When we reached Baltimore we were in bad shape, especially the poor little children. I have never in my life seen children who looked so awful as these did-it made you shudder to see them. The authorities would not let us land in Baltimore but we were taken by flatboat a mile from the city and put ashore under God's free sky so that on the 27th of June towards evening we knew we were going to have the pleasure of spending our first night in free America sleeping in God's free world.
I'll pause now to tell you the story of a good deed. As we were coming ashore we noticed a few cattle. We had some resolute young women on the ship and two of them set off to obtain what would add to the skin and bones of our poor children-namely milk. It didn't take long for them to reach the herd and start to work. They were astonished to find the cows so different from in Europe, as no matter how hard they tried they could get no milk from the third one. It was a bull! One of those young women is dead now. The other lives in Sidney, Ohio.
On the 28th we continued our travel westwards, making a very difficult trip over the Allegheny Mountains which took 18 days. After that we split up and went different directions. Lang, Hoffman, and many others went to Tiffin, Ohio.

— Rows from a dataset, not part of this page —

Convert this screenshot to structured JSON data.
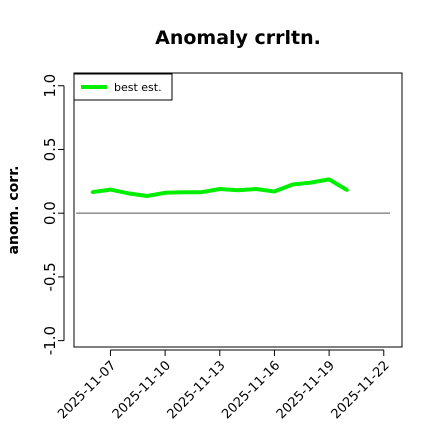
{
  "chart_data": {
    "type": "line",
    "title": "Anomaly crrltn.",
    "xlabel": "",
    "ylabel": "anom. corr.",
    "x": [
      "2025-11-06",
      "2025-11-07",
      "2025-11-08",
      "2025-11-09",
      "2025-11-10",
      "2025-11-11",
      "2025-11-12",
      "2025-11-13",
      "2025-11-14",
      "2025-11-15",
      "2025-11-16",
      "2025-11-17",
      "2025-11-18",
      "2025-11-19",
      "2025-11-20"
    ],
    "xlim": [
      "2025-11-05",
      "2025-11-23"
    ],
    "ylim": [
      -1.05,
      1.1
    ],
    "xticks": [
      "2025-11-07",
      "2025-11-10",
      "2025-11-13",
      "2025-11-16",
      "2025-11-19",
      "2025-11-22"
    ],
    "yticks": [
      -1.0,
      -0.5,
      0.0,
      0.5,
      1.0
    ],
    "ytick_labels": [
      "-1.0",
      "-0.5",
      "0.0",
      "0.5",
      "1.0"
    ],
    "reference_line": 0.0,
    "series": [
      {
        "name": "best est.",
        "color": "#00ee00",
        "values": [
          0.165,
          0.185,
          0.155,
          0.135,
          0.16,
          0.165,
          0.165,
          0.19,
          0.18,
          0.19,
          0.17,
          0.225,
          0.24,
          0.265,
          0.18
        ]
      }
    ],
    "legend": "top-left",
    "grid": false
  }
}
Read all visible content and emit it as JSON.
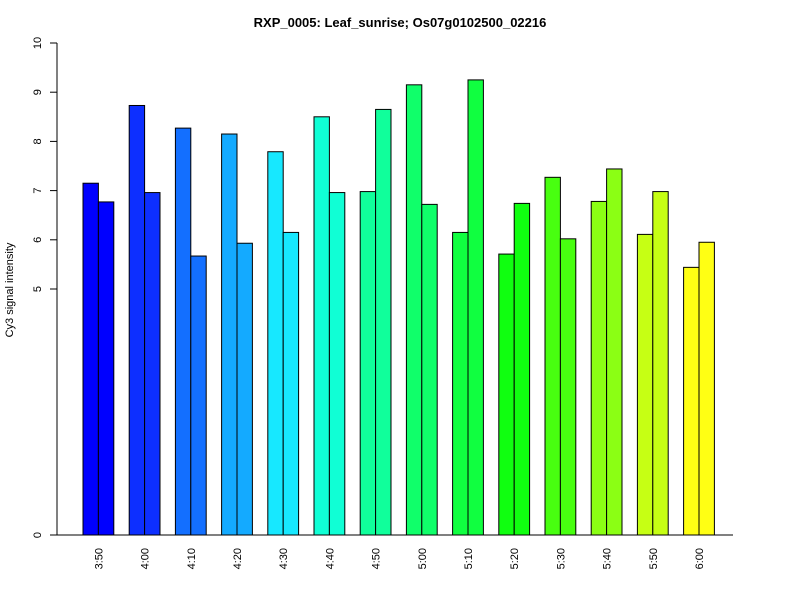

Maurer, Paul and Stein stayed with our group. Paul hurried ahead of us to Cincinnati where he found a black man who spoke German and would transport some of our luggage free. However, when we reached Cincinnati, he said differently and wanted us to pay $2.15 for each hundred pounds. Cincinnati was then still a small city, not yet having earned the name, “The Paris of America.”
We rested there a few days and then went on to Hamilton, where we settled our families and set out to buy land. Our trip from there went via Dayton to Piqua. Here we heard that two German settlements were to be laid out. Next we went nine miles further through a thick forest to Fort Laramie (Ohio), passing an occasional blockhouse. Finally we came to a blockhouse on which there was a long sign pointing east. The sign was in bad shape and at first we couldn't make out the letters, but finally we read “Stallotown.”
This town had been laid out in 1832 by a man named Stallow. If I remember correctly, he was the uncle of the present Judge Stallo of Cincinnati. He died, I'm sorry to say, of cholera in 1833, before his plan for development was carried out.
We marched on to new Bremen. We found it in no better shape than Stallotown, a pair of shabby blockhouses being the only signs of anything but wilderness. All around there was Federal land available at $1.25 per acre. We determined finally to settle here because the land pleased us. We hurried to Wapokoneta and each of us bought as much land as he could afford. Maurer bought 960 acres.
Now we returned to Hamilton where we picked up our families and brought them to their new homesites in New Bremen, which took until August of the year 1833.
Bremen had been laid out the year before by a man named Schroeder who was originally from Bremen, Germany. He suffered the same fate as Stallo, dying before his town was settled. In 1833 Jacob Maurer also died of the cholera, which was a hard blow to our little group.
Our founding fathers of that time have all left this temporal blessing. May the earth rest lightly on their bones."